Like all jurisdictions, Singapore is closely monitoring the
global tax development and amending and adjusting its domestic
laws, where seen appropriate, to make them more sustainable in
future or BEPS-proof, as well aa complying with high
anti-money laundering standards, she said.
Since the start of January, for the first time the
jurisdiction is taxing foreign-sourced disposable gains.
Known as the Section 10L rule, the change means that capital
gains from the sale of foreign assets are subject to tax if they
are received in Singapore and if the relevant entity does not
have “economic substance” in Singapore. (This requirement for
“substance” is designed to remove the use of “brass plate”
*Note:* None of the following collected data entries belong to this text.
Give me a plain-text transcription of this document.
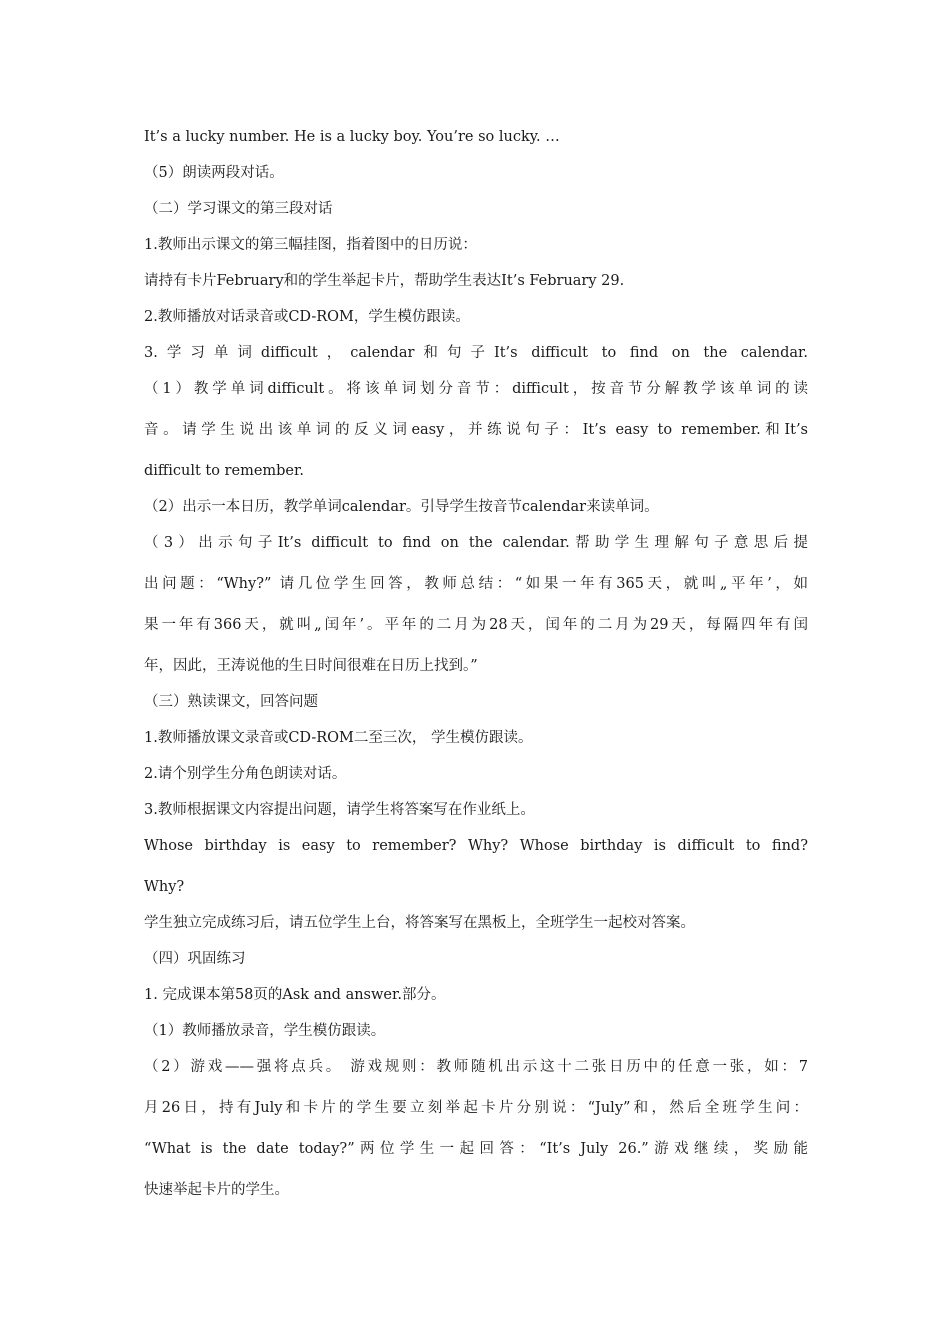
It’s a lucky number. He is a lucky boy. You’re so lucky. …
（5）朗读两段对话。
（二）学习课文的第三段对话
1.教师出示课文的第三幅挂图，指着图中的日历说：
请持有卡片February和的学生举起卡片，帮助学生表达It’s February 29.
2.教师播放对话录音或CD-ROM，学生模仿跟读。
3.学习单词difficult，calendar和句子It’s difficult to find on the calendar.
（1）教学单词difficult。将该单词划分音节：difficult，按音节分解教学该单词的读
音。请学生说出该单词的反义词easy，并练说句子：It’s easy to remember.和It’s
difficult to remember.
（2）出示一本日历，教学单词calendar。引导学生按音节calendar来读单词。
（3）出示句子It’s difficult to find on the calendar.帮助学生理解句子意思后提
出问题：“Why?” 请几位学生回答，教师总结：“如果一年有365天，就叫„平年’，如
果一年有366天，就叫„闰年’。平年的二月为28天，闰年的二月为29天，每隔四年有闰
年，因此，王涛说他的生日时间很难在日历上找到。”
（三）熟读课文，回答问题
1.教师播放课文录音或CD-ROM二至三次， 学生模仿跟读。
2.请个别学生分角色朗读对话。
3.教师根据课文内容提出问题，请学生将答案写在作业纸上。
Whose birthday is easy to remember? Why? Whose birthday is difficult to find?
Why?
学生独立完成练习后，请五位学生上台，将答案写在黑板上，全班学生一起校对答案。
（四）巩固练习
1. 完成课本第58页的Ask and answer.部分。
（1）教师播放录音，学生模仿跟读。
（2）游戏——强将点兵。 游戏规则：教师随机出示这十二张日历中的任意一张，如：7
月26日，持有July和卡片的学生要立刻举起卡片分别说：“July”和，然后全班学生问：
“What is the date today?”两位学生一起回答：“It’s July 26.”游戏继续，奖励能
快速举起卡片的学生。
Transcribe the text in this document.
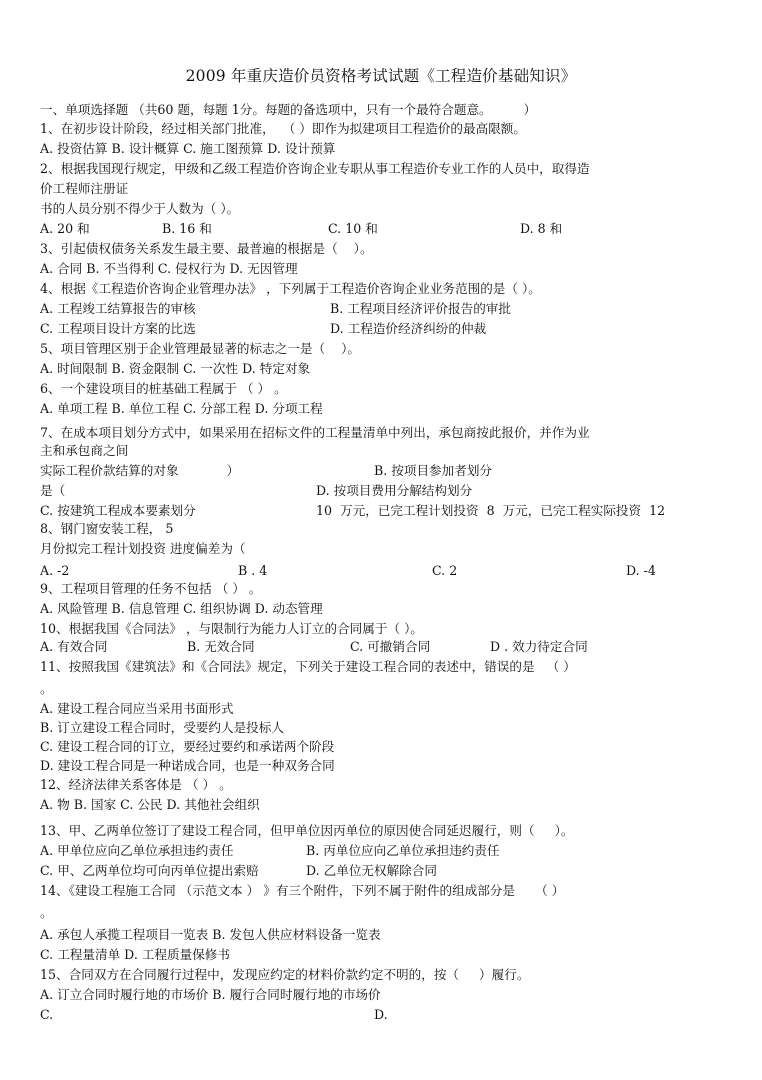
2009 年重庆造价员资格考试试题《工程造价基础知识》
一、单项选择题 （共60 题，每题 1分。每题的备选项中，只有一个最符合题意。        ）
1、在初步设计阶段，经过相关部门批准，  （ ）即作为拟建项目工程造价的最高限额。
A. 投资估算 B. 设计概算 C. 施工图预算 D. 设计预算
2、根据我国现行规定，甲级和乙级工程造价咨询企业专职从事工程造价专业工作的人员中，取得造
价工程师注册证
书的人员分别不得少于人数为（ ）。
A. 20 和	B. 16 和	C. 10 和	D. 8 和
3、引起债权债务关系发生最主要、最普遍的根据是（    ）。
A. 合同 B. 不当得利 C. 侵权行为 D. 无因管理
4、根据《工程造价咨询企业管理办法》 ，下列属于工程造价咨询企业业务范围的是（ ）。
A. 工程竣工结算报告的审核	B. 工程项目经济评价报告的审批
C. 工程项目设计方案的比选	D. 工程造价经济纠纷的仲裁
5、项目管理区别于企业管理最显著的标志之一是（    ）。
A. 时间限制 B. 资金限制 C. 一次性 D. 特定对象
6、一个建设项目的桩基础工程属于 （ ） 。
A. 单项工程 B. 单位工程 C. 分部工程 D. 分项工程
7、在成本项目划分方式中，如果采用在招标文件的工程量清单中列出，承包商按此报价，并作为业
主和承包商之间
实际工程价款结算的对象            ）	B. 按项目参加者划分
是（	D. 按项目费用分解结构划分
C. 按建筑工程成本要素划分	10  万元，已完工程计划投资  8  万元，已完工程实际投资  12
8、钢门窗安装工程， 5
月份拟完工程计划投资 进度偏差为（
A. -2	B . 4	C. 2	D. -4
9、工程项目管理的任务不包括 （ ） 。
A. 风险管理 B. 信息管理 C. 组织协调 D. 动态管理
10、根据我国《合同法》 ，与限制行为能力人订立的合同属于（ ）。
A. 有效合同	B. 无效合同	C. 可撤销合同	D . 效力待定合同
11、按照我国《建筑法》和《合同法》规定，下列关于建设工程合同的表述中，错误的是   （ ）
。
A. 建设工程合同应当采用书面形式
B. 订立建设工程合同时，受要约人是投标人
C. 建设工程合同的订立，要经过要约和承诺两个阶段
D. 建设工程合同是一种诺成合同，也是一种双务合同
12、经济法律关系客体是 （ ） 。
A. 物 B. 国家 C. 公民 D. 其他社会组织
13、甲、乙两单位签订了建设工程合同，但甲单位因丙单位的原因使合同延迟履行，则（     ）。
A. 甲单位应向乙单位承担违约责任	B. 丙单位应向乙单位承担违约责任
C. 甲、乙两单位均可向丙单位提出索赔	D. 乙单位无权解除合同
14、《建设工程施工合同 （示范文本 ） 》有三个附件，下列不属于附件的组成部分是     （ ）
。
A. 承包人承揽工程项目一览表 B. 发包人供应材料设备一览表
C. 工程量清单 D. 工程质量保修书
15、合同双方在合同履行过程中，发现应约定的材料价款约定不明的，按（     ）履行。
A. 订立合同时履行地的市场价 B. 履行合同时履行地的市场价
C.	D.
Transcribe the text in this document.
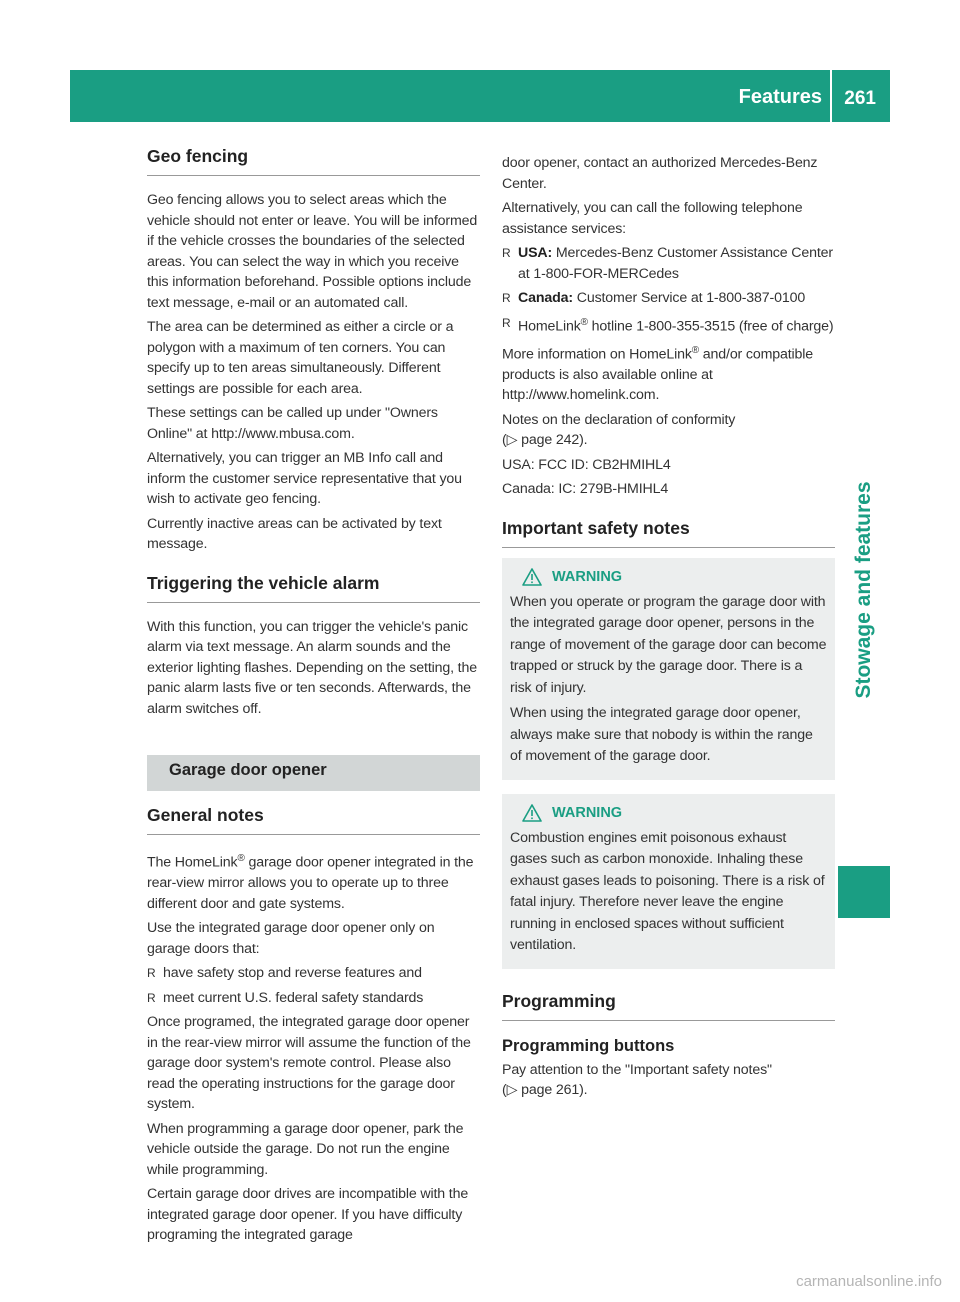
Features 261
Stowage and features
Geo fencing

Geo fencing allows you to select areas which the vehicle should not enter or leave. You will be informed if the vehicle crosses the boundaries of the selected areas. You can select the way in which you receive this information beforehand. Possible options include text message, e-mail or an automated call.

The area can be determined as either a circle or a polygon with a maximum of ten corners. You can specify up to ten areas simultaneously. Different settings are possible for each area.

These settings can be called up under "Owners Online" at http://www.mbusa.com.

Alternatively, you can trigger an MB Info call and inform the customer service representative that you wish to activate geo fencing.

Currently inactive areas can be activated by text message.

Triggering the vehicle alarm

With this function, you can trigger the vehicle's panic alarm via text message. An alarm sounds and the exterior lighting flashes. Depending on the setting, the panic alarm lasts five or ten seconds. Afterwards, the alarm switches off.

Garage door opener
General notes

The HomeLink® garage door opener integrated in the rear-view mirror allows you to operate up to three different door and gate systems.

Use the integrated garage door opener only on garage doors that:

R have safety stop and reverse features and
R meet current U.S. federal safety standards

Once programed, the integrated garage door opener in the rear-view mirror will assume the function of the garage door system's remote control. Please also read the operating instructions for the garage door system.

When programming a garage door opener, park the vehicle outside the garage. Do not run the engine while programming.

Certain garage door drives are incompatible with the integrated garage door opener. If you have difficulty programing the integrated garage

door opener, contact an authorized Mercedes-Benz Center.

Alternatively, you can call the following telephone assistance services:

R USA: Mercedes-Benz Customer Assistance Center at 1-800-FOR-MERCedes
R Canada: Customer Service at 1-800-387-0100
R HomeLink® hotline 1-800-355-3515 (free of charge)

More information on HomeLink® and/or compatible products is also available online at http://www.homelink.com.

Notes on the declaration of conformity
(▷ page 242).

USA: FCC ID: CB2HMIHL4

Canada: IC: 279B-HMIHL4

Important safety notes
WARNING

When you operate or program the garage door with the integrated garage door opener, persons in the range of movement of the garage door can become trapped or struck by the garage door. There is a risk of injury.

When using the integrated garage door opener, always make sure that nobody is within the range of movement of the garage door.

WARNING

Combustion engines emit poisonous exhaust gases such as carbon monoxide. Inhaling these exhaust gases leads to poisoning. There is a risk of fatal injury. Therefore never leave the engine running in enclosed spaces without sufficient ventilation.

Programming
Programming buttons

Pay attention to the "Important safety notes"
(▷ page 261).

carmanualsonline.info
businesses which are located in a jurisdiction purely for tax
reasons, having no office or staff supporting the
business.)
What this and other developments points to, it appears, is a
further maturation of Singapore’s family offices
industry.
The busy DLA Piper team carries out work such as implementing
structures for single family offices and multi-family offices,
tax structuring, tax incentive applications, inbound and outbound
investments tax advice, succession planning, and advice on the
exemption of holding fund management licence.
Among other trends, Voskamp said that multifamily offices
managed by third-party fund managers have become more popular
than single family offices which are subject to higher scrutiny.